An Uncommon Woman
Just a few nights back I was part of a group conversation in which, through machinations now lost to my memory, the topic of playwright Wendy Wasserstein came up. She is apparently best known for her Heidi Chronicles, but I first knew her — and think of her most fondly — in connection with her earlier play Uncommon Women and Others.
Oh, I remember now! We were eating with a group of 10 or so when one of the people accidentally tapped her crystal stemware with a knife. All conversation stopped to wait for her announcement. I flashed on "Announcement! Announcement!" as a moment from Uncommon Women, a line that kept coming out of the mouth of one of the women characters. I smiled.
The play was set against the last year of "gracious living" at Mt Holyoke College, alma mater of Emily Dickenson, in various spots around a group residence for young women at the school. I don't know that the theme, or themes, of the play, mostly dealing with how these young women matured into, well, mature women was terribly profound. Nevertheless, the play always seemed to me to capture a lot of truth in two memorable and very funny acts.
I saw the play first on television years ago (a production on PBS).

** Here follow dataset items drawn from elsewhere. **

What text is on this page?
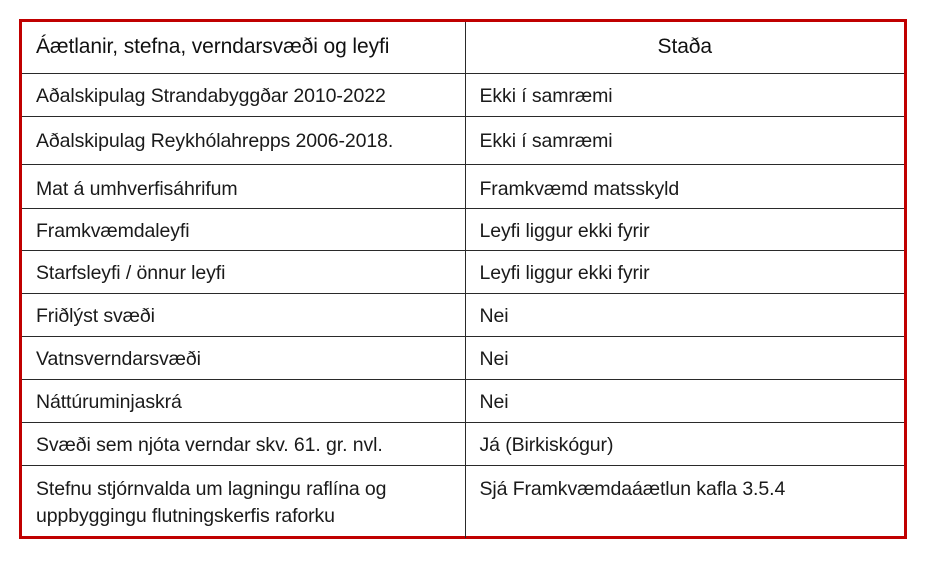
Áætlanir, stefna, verndarsvæði og leyfi	Staða

Aðalskipulag Strandabyggðar 2010-2022	Ekki í samræmi

Aðalskipulag Reykhólahrepps 2006-2018.	Ekki í samræmi

Mat á umhverfisáhrifum	Framkvæmd matsskyld

Framkvæmdaleyfi	Leyfi liggur ekki fyrir

Starfsleyfi / önnur leyfi	Leyfi liggur ekki fyrir

Friðlýst svæði	Nei

Vatnsverndarsvæði	Nei

Náttúruminjaskrá	Nei

Svæði sem njóta verndar skv. 61. gr. nvl.	Já (Birkiskógur)

Stefnu stjórnvalda um lagningu raflína og uppbyggingu flutningskerfis raforku	Sjá Framkvæmdaáætlun kafla 3.5.4
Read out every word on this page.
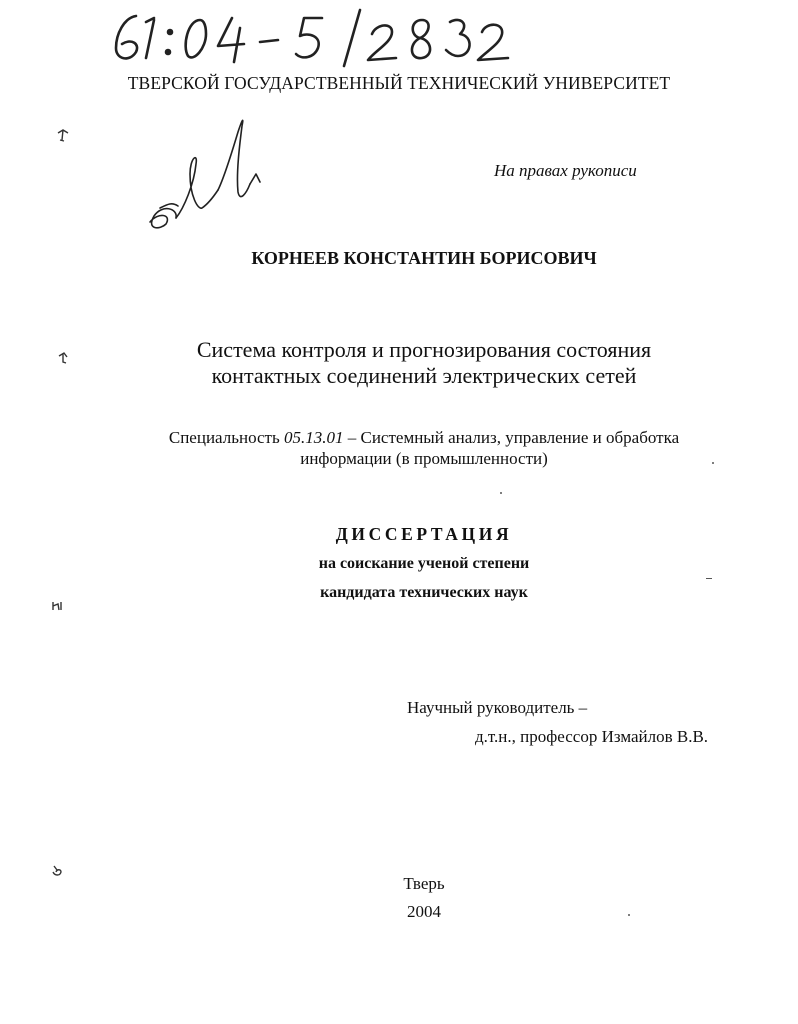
ТВЕРСКОЙ ГОСУДАРСТВЕННЫЙ ТЕХНИЧЕСКИЙ УНИВЕРСИТЕТ
На правах рукописи
КОРНЕЕВ КОНСТАНТИН БОРИСОВИЧ
Система контроля и прогнозирования состояния
контактных соединений электрических сетей
Специальность 05.13.01 – Системный анализ, управление и обработка
информации (в промышленности)
ДИССЕРТАЦИЯ
на соискание ученой степени
кандидата технических наук
Научный руководитель –
д.т.н., профессор Измайлов В.В.
Тверь
2004
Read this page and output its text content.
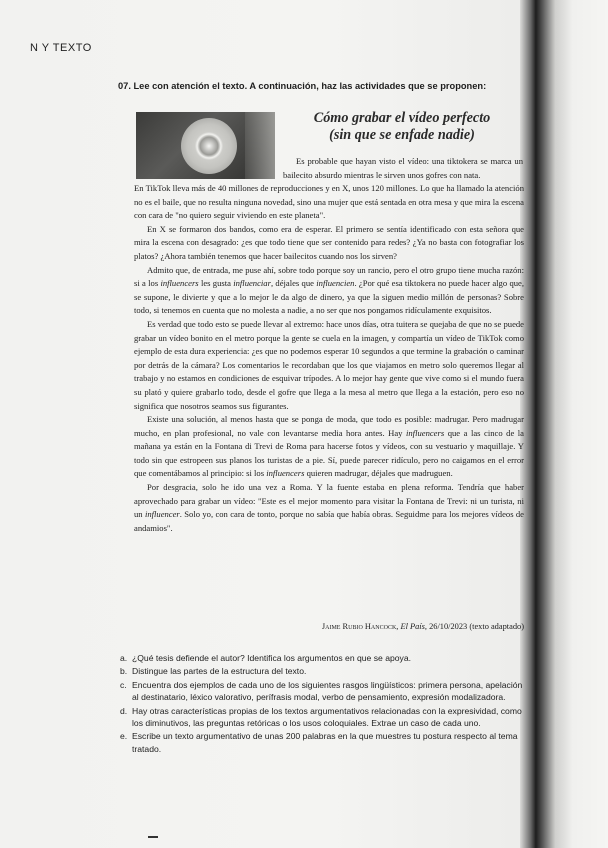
N Y TEXTO
07. Lee con atención el texto. A continuación, haz las actividades que se proponen:
Cómo grabar el vídeo perfecto
(sin que se enfade nadie)

Es probable que hayan visto el vídeo: una tiktokera se marca un bailecito absurdo mientras le sirven unos gofres con nata.

En TikTok lleva más de 40 millones de reproducciones y en X, unos 120 millones. Lo que ha llamado la atención no es el baile, que no resulta ninguna novedad, sino una mujer que está sentada en otra mesa y que mira la escena con cara de "no quiero seguir viviendo en este planeta".

En X se formaron dos bandos, como era de esperar. El primero se sentía identificado con esta señora que mira la escena con desagrado: ¿es que todo tiene que ser contenido para redes? ¿Ya no basta con fotografiar los platos? ¿Ahora también tenemos que hacer bailecitos cuando nos los sirven?

Admito que, de entrada, me puse ahí, sobre todo porque soy un rancio, pero el otro grupo tiene mucha razón: si a los influencers les gusta influenciar, déjales que influencien. ¿Por qué esa tiktokera no puede hacer algo que, se supone, le divierte y que a lo mejor le da algo de dinero, ya que la siguen medio millón de personas? Sobre todo, si tenemos en cuenta que no molesta a nadie, a no ser que nos pongamos ridículamente exquisitos.

Es verdad que todo esto se puede llevar al extremo: hace unos días, otra tuitera se quejaba de que no se puede grabar un vídeo bonito en el metro porque la gente se cuela en la imagen, y compartía un vídeo de TikTok como ejemplo de esta dura experiencia: ¿es que no podemos esperar 10 segundos a que termine la grabación o caminar por detrás de la cámara? Los comentarios le recordaban que los que viajamos en metro solo queremos llegar al trabajo y no estamos en condiciones de esquivar trípodes. A lo mejor hay gente que vive como si el mundo fuera su plató y quiere grabarlo todo, desde el gofre que llega a la mesa al metro que llega a la estación, pero eso no significa que nosotros seamos sus figurantes.

Existe una solución, al menos hasta que se ponga de moda, que todo es posible: madrugar. Pero madrugar mucho, en plan profesional, no vale con levantarse media hora antes. Hay influencers que a las cinco de la mañana ya están en la Fontana di Trevi de Roma para hacerse fotos y vídeos, con su vestuario y maquillaje. Y todo sin que estropeen sus planos los turistas de a pie. Sí, puede parecer ridículo, pero no caigamos en el error que comentábamos al principio: si los influencers quieren madrugar, déjales que madruguen.

Por desgracia, solo he ido una vez a Roma. Y la fuente estaba en plena reforma. Tendría que haber aprovechado para grabar un vídeo: "Este es el mejor momento para visitar la Fontana de Trevi: ni un turista, ni un influencer. Solo yo, con cara de tonto, porque no sabía que había obras. Seguidme para los mejores vídeos de andamios".

Jaime Rubio Hancock, El País, 26/10/2023 (texto adaptado)
a. ¿Qué tesis defiende el autor? Identifica los argumentos en que se apoya.
b. Distingue las partes de la estructura del texto.
c. Encuentra dos ejemplos de cada uno de los siguientes rasgos lingüísticos: primera persona, apelación al destinatario, léxico valorativo, perífrasis modal, verbo de pensamiento, expresión modalizadora.
d. Hay otras características propias de los textos argumentativos relacionadas con la expresividad, como los diminutivos, las preguntas retóricas o los usos coloquiales. Extrae un caso de cada uno.
e. Escribe un texto argumentativo de unas 200 palabras en la que muestres tu postura respecto al tema tratado.
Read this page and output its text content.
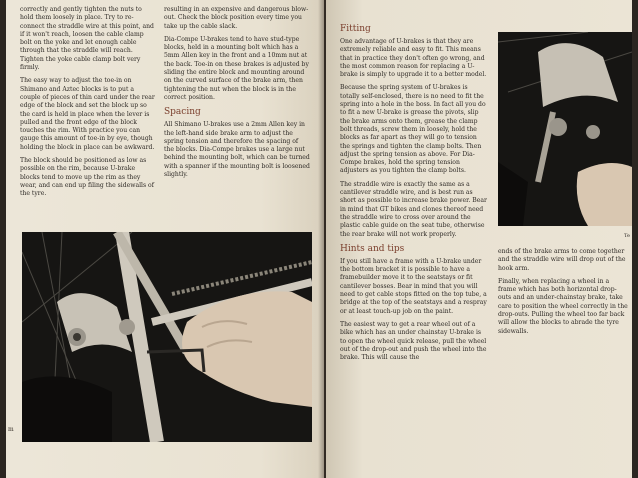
correctly and gently tighten the nuts to hold them loosely in place. Try to re-connect the straddle wire at this point, and if it won't reach, loosen the cable clamp bolt on the yoke and let enough cable through that the straddle will reach. Tighten the yoke cable clamp bolt very firmly.

The easy way to adjust the toe-in on Shimano and Aztec blocks is to put a couple of pieces of thin card under the rear edge of the block and set the block up so the card is held in place when the lever is pulled and the front edge of the block touches the rim. With practice you can gauge this amount of toe-in by eye, though holding the block in place can be awkward.

The block should be positioned as low as possible on the rim, because U-brake blocks tend to move up the rim as they wear, and can end up filing the sidewalls of the tyre.

resulting in an expensive and dangerous blow-out. Check the block position every time you take up the cable slack.

Dia-Compe U-brakes tend to have stud-type blocks, held in a mounting bolt which has a 5mm Allen key in the front and a 10mm nut at the back. Toe-in on these brakes is adjusted by sliding the entire block and mounting around on the curved surface of the brake arm, then tightening the nut when the block is in the correct position.

Spacing

All Shimano U-brakes use a 2mm Allen key in the left-hand side brake arm to adjust the spring tension and therefore the spacing of the blocks. Dia-Compe brakes use a large nut behind the mounting bolt, which can be turned with a spanner if the mounting bolt is loosened slightly.

m
Fitting

One advantage of U-brakes is that they are extremely reliable and easy to fit. This means that in practice they don't often go wrong, and the most common reason for replacing a U-brake is simply to upgrade it to a better model.

Because the spring system of U-brakes is totally self-enclosed, there is no need to fit the spring into a hole in the boss. In fact all you do to fit a new U-brake is grease the pivots, slip the brake arms onto them, grease the clamp bolt threads, screw them in loosely, hold the blocks as far apart as they will go to tension the springs and tighten the clamp bolts. Then adjust the spring tension as above. For Dia-Compe brakes, hold the spring tension adjusters as you tighten the clamp bolts.

The straddle wire is exactly the same as a cantilever straddle wire, and is best run as short as possible to increase brake power. Bear in mind that GT bikes and clones thereof need the straddle wire to cross over around the plastic cable guide on the seat tube, otherwise the rear brake will not work properly.

Hints and tips

If you still have a frame with a U-brake under the bottom bracket it is possible to have a framebuilder move it to the seatstays or fit cantilever bosses. Bear in mind that you will need to get cable stops fitted on the top tube, a bridge at the top of the seatstays and a respray or at least touch-up job on the paint.

The easiest way to get a rear wheel out of a bike which has an under chainstay U-brake is to open the wheel quick release, pull the wheel out of the drop-out and push the wheel into the brake. This will cause the

Te

ends of the brake arms to come together and the straddle wire will drop out of the hook arm.

Finally, when replacing a wheel in a frame which has both horizontal drop-outs and an under-chainstay brake, take care to position the wheel correctly in the drop-outs. Pulling the wheel too far back will allow the blocks to abrade the tyre sidewalls.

I also saw the play performed when I was doing graduate research at Duke, c. 1980. I enjoyed it immensely each time, and I like the memories of it that I have, and I find large chunks of it surprisingly memorable.
How odd it seems then, that Ms. Wasserstein should pop into my conversational stream so close to one year after her death, as I was reminded by this nice remembrance by Michelle Fiordaliso.